Roseberry marvels at Schiaparelli’s pieces, which place her firmly in the world of surrealist artists: a silk dress from the 1938 Circus collection is printed to look like fabric being torn, inspired by Dalí’s “Necrophiliac Spring”; an evening coat, a collab with Jean Cocteau, features two faces and a vase of blooming roses; a jacket is cut to simulate chests of drawers. A black silk dress with a skeleton emerging from its surface is displayed with Roseberry’s anatomical dress accessorized by a gilded lungs necklace, famously worn by Bella Hadid.

Schiaparelli by Daniel Roseberry, AW2021 

She doesn’t just use artists’ images to stick onto dresses, however. Her exchanges with artists ran deep. “She was someone who was embedded in the creative process, and there was a true collaborative exchange with these artists and creatives,” according to V&A senior curator Sonnet Stanfill.

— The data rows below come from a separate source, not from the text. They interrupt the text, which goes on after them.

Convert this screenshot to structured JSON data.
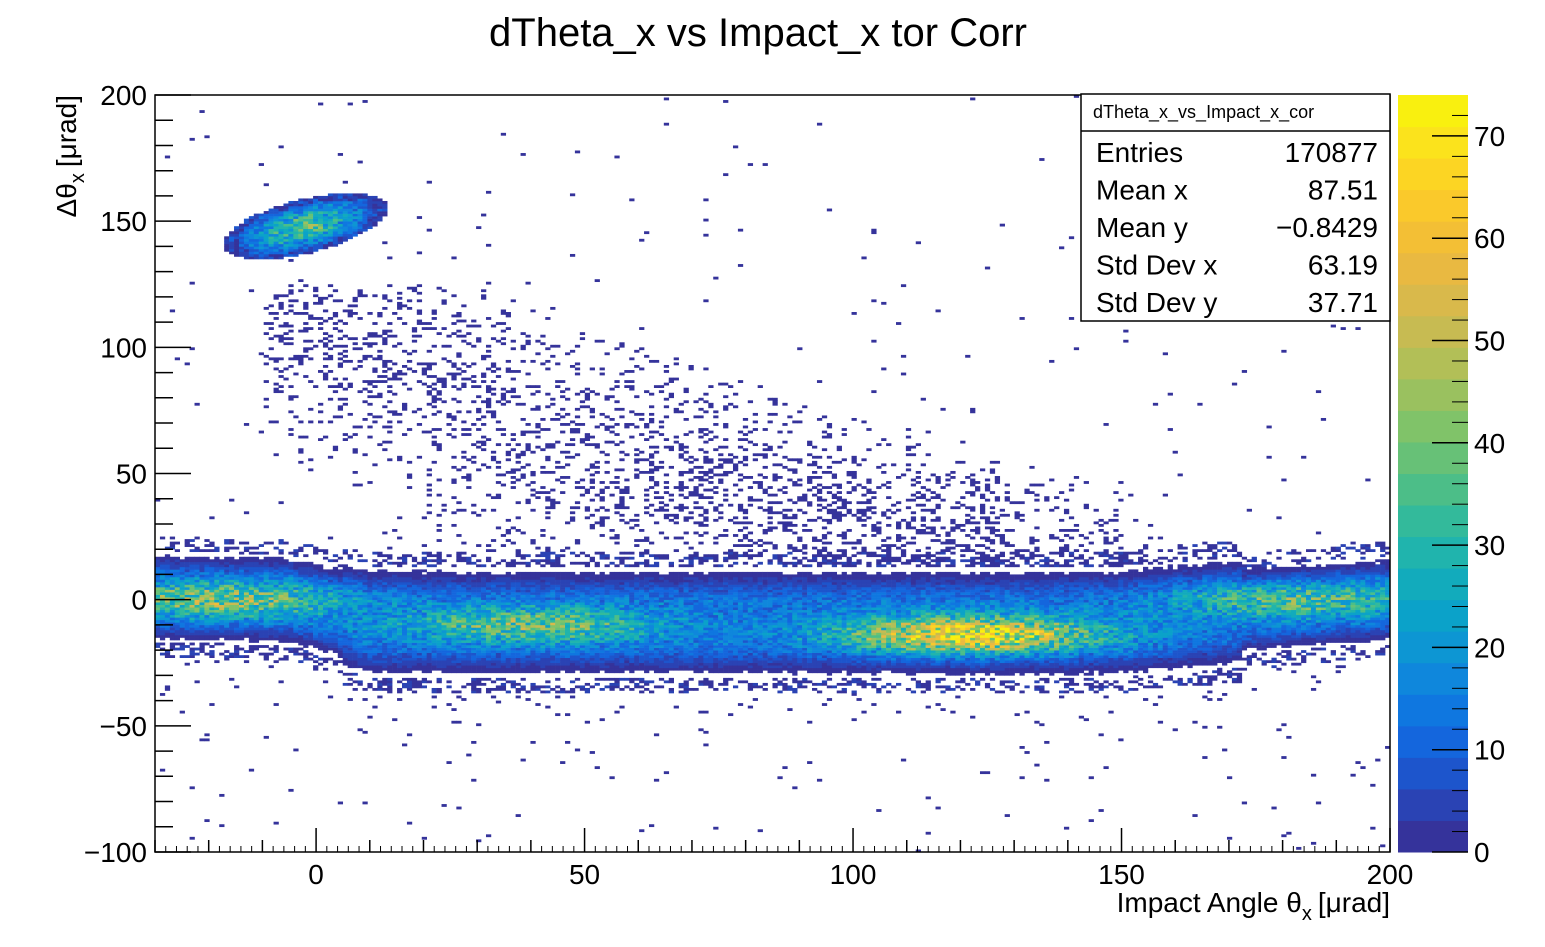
{
  "chart_data": {
    "type": "heatmap",
    "title": "dTheta_x vs Impact_x tor Corr",
    "xlabel": "Impact Angle θ",
    "xlabel_sub": "x",
    "xlabel_unit": "[μrad]",
    "ylabel": "Δθ",
    "ylabel_sub": "x",
    "ylabel_unit": "[μrad]",
    "xlim": [
      -30,
      200
    ],
    "ylim": [
      -100,
      200
    ],
    "zlim": [
      0,
      74
    ],
    "x_ticks": [
      "0",
      "50",
      "100",
      "150",
      "200"
    ],
    "x_tick_values": [
      0,
      50,
      100,
      150,
      200
    ],
    "y_ticks": [
      "−100",
      "−50",
      "0",
      "50",
      "100",
      "150",
      "200"
    ],
    "y_tick_values": [
      -100,
      -50,
      0,
      50,
      100,
      150,
      200
    ],
    "z_ticks": [
      "0",
      "10",
      "20",
      "30",
      "40",
      "50",
      "60",
      "70"
    ],
    "z_tick_values": [
      0,
      10,
      20,
      30,
      40,
      50,
      60,
      70
    ],
    "palette": [
      "#35339b",
      "#2a43b4",
      "#1d55cc",
      "#1466dd",
      "#0f77e0",
      "#0f87dc",
      "#0d96d3",
      "#0ba2c9",
      "#12abbc",
      "#20b4ad",
      "#33ba9b",
      "#4cbe88",
      "#67c177",
      "#80c369",
      "#9ac15f",
      "#b2bf57",
      "#c7bb52",
      "#d9b94b",
      "#e9b941",
      "#f3bf35",
      "#fac92b",
      "#fcd523",
      "#fbe31c",
      "#f9f00f"
    ],
    "stats": {
      "name": "dTheta_x_vs_Impact_x_cor",
      "rows": [
        {
          "label": "Entries",
          "value": "170877"
        },
        {
          "label": "Mean x",
          "value": "87.51"
        },
        {
          "label": "Mean y",
          "value": "−0.8429"
        },
        {
          "label": "Std Dev x",
          "value": "63.19"
        },
        {
          "label": "Std Dev y",
          "value": "37.71"
        }
      ]
    },
    "components": [
      {
        "kind": "band",
        "x_range": [
          -30,
          200
        ],
        "y_center": [
          [
            -30,
            1
          ],
          [
            -5,
            0
          ],
          [
            10,
            -9
          ],
          [
            150,
            -9
          ],
          [
            170,
            -5
          ],
          [
            200,
            0
          ]
        ],
        "y_sigma": 8.5,
        "peaks": [
          {
            "x": 122,
            "y": -14,
            "z": 62
          },
          {
            "x": -18,
            "y": 0,
            "z": 35
          },
          {
            "x": 40,
            "y": -10,
            "z": 32
          },
          {
            "x": 183,
            "y": 0,
            "z": 28
          }
        ],
        "base_z": 14
      },
      {
        "kind": "blob",
        "x": -2,
        "y": 148,
        "sx": 8,
        "sy": 10,
        "z": 35,
        "tilt": -1.1
      },
      {
        "kind": "diffuse",
        "from": [
          -5,
          120
        ],
        "to": [
          130,
          20
        ],
        "width": 30,
        "density": 0.25
      },
      {
        "kind": "noise",
        "density": 0.02
      }
    ],
    "grid": false,
    "legend": "top-right"
  }
}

Choker by Schiaparelli in collaboration with Jean Schlumberger, 1939 

“It was about how the expression of the surreal can create a more intimate connection between art, pop culture, and fashion, and between the designer and client,” says Roseberry.

Rose coat in collab with Jean Cocteau, 1937

People ask the designer, “Do you think Elsa would have loved you if you sat together at dinner?” to which he replies, “No, she would have eaten me for breakfast!” In the final room, dresses from his seven-year stint at the house are juxtaposed with Schiaparelli oddities: a papal gold coat, a virulent green feather cape, and a coat with pockets embroidered with Sevrès porcelain ewers; jewelry that blows up Schiaparelli’s famous buttons; and traces of Americana, which the original designer would have loved since she spent a great deal of her 20s in New York.

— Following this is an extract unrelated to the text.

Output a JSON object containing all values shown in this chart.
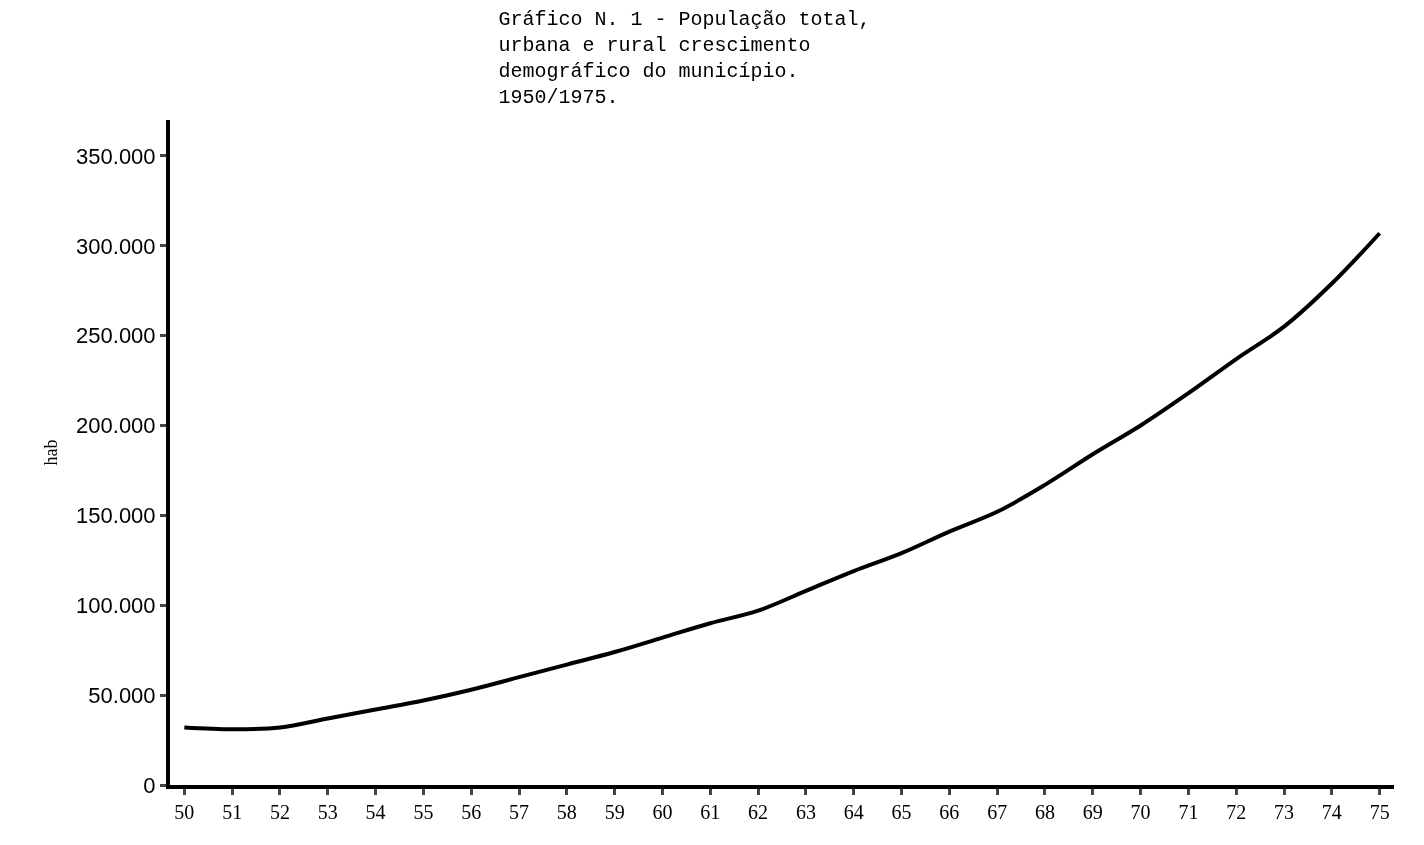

Elsa Schiaparelli dress with embroidery from the Circus collection, 1938 

Roseberry’s take, however, is much bolder during this age of social media and alternate realities, when there is a lack of connection that we have with each other, observes Roseberry. “The language that Elsa used to address her political reality, we’re using to address our digital reality. My mission now is to pierce that digital veil and create moments of lasting connection. Fashion is ancient, it’s pre-biblical, and people will always want to decorate, adorn and express, but we’ve never lived in a more performative era. Designing a link between expression and genuine connection is something that feels urgent.”

Tears Dress, 1938 

The parallel between Schiaparelli and Roseberry could be summed up in what she said in her 1954 autobiography, Shocking Life: “In difficult times, fashion is outrageous.” Just as fashion was a form of resistance then, in 2026 it reflects the current zeitgeist.

“There is truly a before and after Schiaparelli,” says Roseberry. “In many ways, the beauty of the house was that it was frozen in time after it closed in 1954. It was preserved like a jewel—it was never diluted or ruined in time. But the cost of that dormancy is that many people don’t know that she is one of the five great couturiers who truly changed fashion.”